Su resultado final: las AUC. Detrás, como su inspirador y protector, el “Grupo de los Seis” (**). Antes habíamos conocido las cooperativas Convivir, otro intento por legalizar estas fuerzas y su acción social. Para que el proyecto paramilitar se consolidara se necesitaron casi dos décadas; una infinidad de luchas internas para someter a grupos armados dispersos que, en cabeza de distintos narcotraficantes, defendían intereses puntuales, y una inmensa operación psicológica de guerra para que una parte de la sociedad lo admitiera. La impunidad y la inmoralidad se hicieron norma. Así fue posible poner bajo un mismo mando a Ramón Isaza, los Castaño, Arroyave, Mancuso, Jorge 40, Don Berna y muchos más. El terror, motosierra en mano, se extendió por toda la geografía nacional, cambiando ostensiblemente el panorama político, económico y militar del país. Hoy podemos decir que su resultado es un Estado autoritario, militarizado, y una economía cada vez más dependiente y menos soberana, construida sobre bases incluso de una economía de enclave. Ante los ojos de todo un país aterrorizado, se regresa a la Colombia de principios del siglo XX. El señorío de la tierra se impone de nuevo.

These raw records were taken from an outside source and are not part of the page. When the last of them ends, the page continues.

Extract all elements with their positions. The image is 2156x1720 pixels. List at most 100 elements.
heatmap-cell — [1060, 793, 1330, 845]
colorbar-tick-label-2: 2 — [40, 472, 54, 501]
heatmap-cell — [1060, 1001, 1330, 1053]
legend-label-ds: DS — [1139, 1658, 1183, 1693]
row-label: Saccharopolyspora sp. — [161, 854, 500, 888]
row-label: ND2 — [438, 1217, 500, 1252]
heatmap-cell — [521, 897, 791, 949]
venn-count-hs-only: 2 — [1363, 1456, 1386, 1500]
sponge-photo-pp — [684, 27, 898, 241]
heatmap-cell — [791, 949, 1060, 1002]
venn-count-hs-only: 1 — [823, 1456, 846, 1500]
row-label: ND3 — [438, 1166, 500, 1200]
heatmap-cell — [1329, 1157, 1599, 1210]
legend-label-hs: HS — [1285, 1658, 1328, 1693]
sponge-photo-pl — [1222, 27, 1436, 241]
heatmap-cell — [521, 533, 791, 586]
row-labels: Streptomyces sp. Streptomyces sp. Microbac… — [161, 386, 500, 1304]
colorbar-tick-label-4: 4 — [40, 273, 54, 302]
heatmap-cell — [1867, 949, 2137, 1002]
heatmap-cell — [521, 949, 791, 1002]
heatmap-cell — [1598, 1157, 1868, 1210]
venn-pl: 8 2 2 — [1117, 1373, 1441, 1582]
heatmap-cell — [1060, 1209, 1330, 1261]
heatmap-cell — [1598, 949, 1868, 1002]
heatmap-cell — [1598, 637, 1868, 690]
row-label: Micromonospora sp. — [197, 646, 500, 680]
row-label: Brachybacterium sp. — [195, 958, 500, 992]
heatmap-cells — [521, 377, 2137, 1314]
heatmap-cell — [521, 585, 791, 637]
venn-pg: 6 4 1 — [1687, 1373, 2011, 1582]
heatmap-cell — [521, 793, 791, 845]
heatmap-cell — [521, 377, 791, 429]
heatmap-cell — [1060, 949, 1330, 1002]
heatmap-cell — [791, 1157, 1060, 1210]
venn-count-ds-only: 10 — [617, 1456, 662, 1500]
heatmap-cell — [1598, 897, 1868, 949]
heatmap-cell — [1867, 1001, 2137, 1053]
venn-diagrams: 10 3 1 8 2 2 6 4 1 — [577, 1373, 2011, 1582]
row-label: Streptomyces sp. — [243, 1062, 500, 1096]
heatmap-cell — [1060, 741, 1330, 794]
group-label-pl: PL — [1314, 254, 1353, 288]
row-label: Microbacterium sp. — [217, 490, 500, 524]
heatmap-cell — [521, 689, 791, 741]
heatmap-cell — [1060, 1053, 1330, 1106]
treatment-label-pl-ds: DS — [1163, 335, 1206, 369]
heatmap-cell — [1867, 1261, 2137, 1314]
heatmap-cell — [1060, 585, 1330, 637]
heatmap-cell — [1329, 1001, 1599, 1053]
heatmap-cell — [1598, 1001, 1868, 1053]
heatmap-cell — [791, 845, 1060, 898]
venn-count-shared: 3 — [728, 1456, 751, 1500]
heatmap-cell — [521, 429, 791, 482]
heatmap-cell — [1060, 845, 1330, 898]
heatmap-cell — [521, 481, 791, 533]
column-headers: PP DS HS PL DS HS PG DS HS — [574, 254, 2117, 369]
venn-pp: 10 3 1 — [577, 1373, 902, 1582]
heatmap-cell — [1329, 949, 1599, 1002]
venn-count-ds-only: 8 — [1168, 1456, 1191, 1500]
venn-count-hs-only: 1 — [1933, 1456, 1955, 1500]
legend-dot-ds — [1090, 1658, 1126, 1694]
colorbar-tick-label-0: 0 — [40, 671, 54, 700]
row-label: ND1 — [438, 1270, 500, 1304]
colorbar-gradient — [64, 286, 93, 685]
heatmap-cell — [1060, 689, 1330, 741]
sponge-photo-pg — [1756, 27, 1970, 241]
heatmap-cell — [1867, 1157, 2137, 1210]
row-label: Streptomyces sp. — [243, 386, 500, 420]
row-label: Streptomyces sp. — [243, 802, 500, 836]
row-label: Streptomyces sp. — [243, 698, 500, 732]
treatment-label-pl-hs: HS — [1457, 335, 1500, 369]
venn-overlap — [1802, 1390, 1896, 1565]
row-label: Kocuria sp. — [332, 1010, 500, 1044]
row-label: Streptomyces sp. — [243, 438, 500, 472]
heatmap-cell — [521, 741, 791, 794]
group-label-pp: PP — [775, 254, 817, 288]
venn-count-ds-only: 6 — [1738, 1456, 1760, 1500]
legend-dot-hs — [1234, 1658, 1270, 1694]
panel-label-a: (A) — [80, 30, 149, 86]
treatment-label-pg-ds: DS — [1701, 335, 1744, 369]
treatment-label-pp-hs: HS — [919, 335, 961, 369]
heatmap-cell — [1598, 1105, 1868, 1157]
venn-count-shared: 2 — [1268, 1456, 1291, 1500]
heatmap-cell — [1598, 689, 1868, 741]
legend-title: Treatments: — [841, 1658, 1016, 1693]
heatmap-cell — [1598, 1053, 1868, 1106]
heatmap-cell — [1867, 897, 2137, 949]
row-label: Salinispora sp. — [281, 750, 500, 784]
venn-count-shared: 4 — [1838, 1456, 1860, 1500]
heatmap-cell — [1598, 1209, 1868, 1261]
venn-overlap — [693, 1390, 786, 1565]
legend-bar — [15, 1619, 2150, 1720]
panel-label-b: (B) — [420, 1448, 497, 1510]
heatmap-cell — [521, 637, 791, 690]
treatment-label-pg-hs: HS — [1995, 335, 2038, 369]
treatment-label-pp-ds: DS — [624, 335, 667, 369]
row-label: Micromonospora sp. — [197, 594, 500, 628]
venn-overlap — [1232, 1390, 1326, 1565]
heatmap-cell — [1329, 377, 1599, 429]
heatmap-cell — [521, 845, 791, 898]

Dolor sin duelo Por designio y utilidad para el poder tradicional, Colombia nunca hizo el duelo de los muertos de los años 50 del siglo anterior. Pájaros y cóndores bajo las órdenes de políticos de la capital, auspicio de los terratenientes de cada región y aval del poder religioso, masacraron a miles de colombianos. El desplazamiento y el cambio de la propiedad de la tierra desprendido de sus acciones significaron la reconstitución de nuestras principales ciudades. Sus crímenes quedaron impunes. Bajo el pacto liberal-conservador del año 58, se pasó la página del silencio. La historia se repite. Desde los años 80 se multiplicaron los sicarios. Luego llegaron los cuerpos de ejército: mercenarios por centenares.
El desplazamiento se reeditó: de trescientos mil que sumaron los de mitad de siglo –aterrorizados por el corte de franela–, ahora vamos en tres millones quinientos mil, aterrorizados por los mochacabezas y las motosierras. La propiedad del suelo cambió de dueño. Al amparo de políticos, terratenientes, empresarios de viejo y nuevo cuño, se fortaleció y legitimó el crimen. El terror se refleja en miles de miles de usurpados que deambulan por las grandes avenidas del país en espera de una ayuda, o en los miles que viven bajo la protección de gobiernos extranjeros. La Ley de Justicia y Paz que se aprobó el pasado 21 de junio pretende hacer que pase sin castigo una de las etapas más terroríficas de nuestra historia nacional.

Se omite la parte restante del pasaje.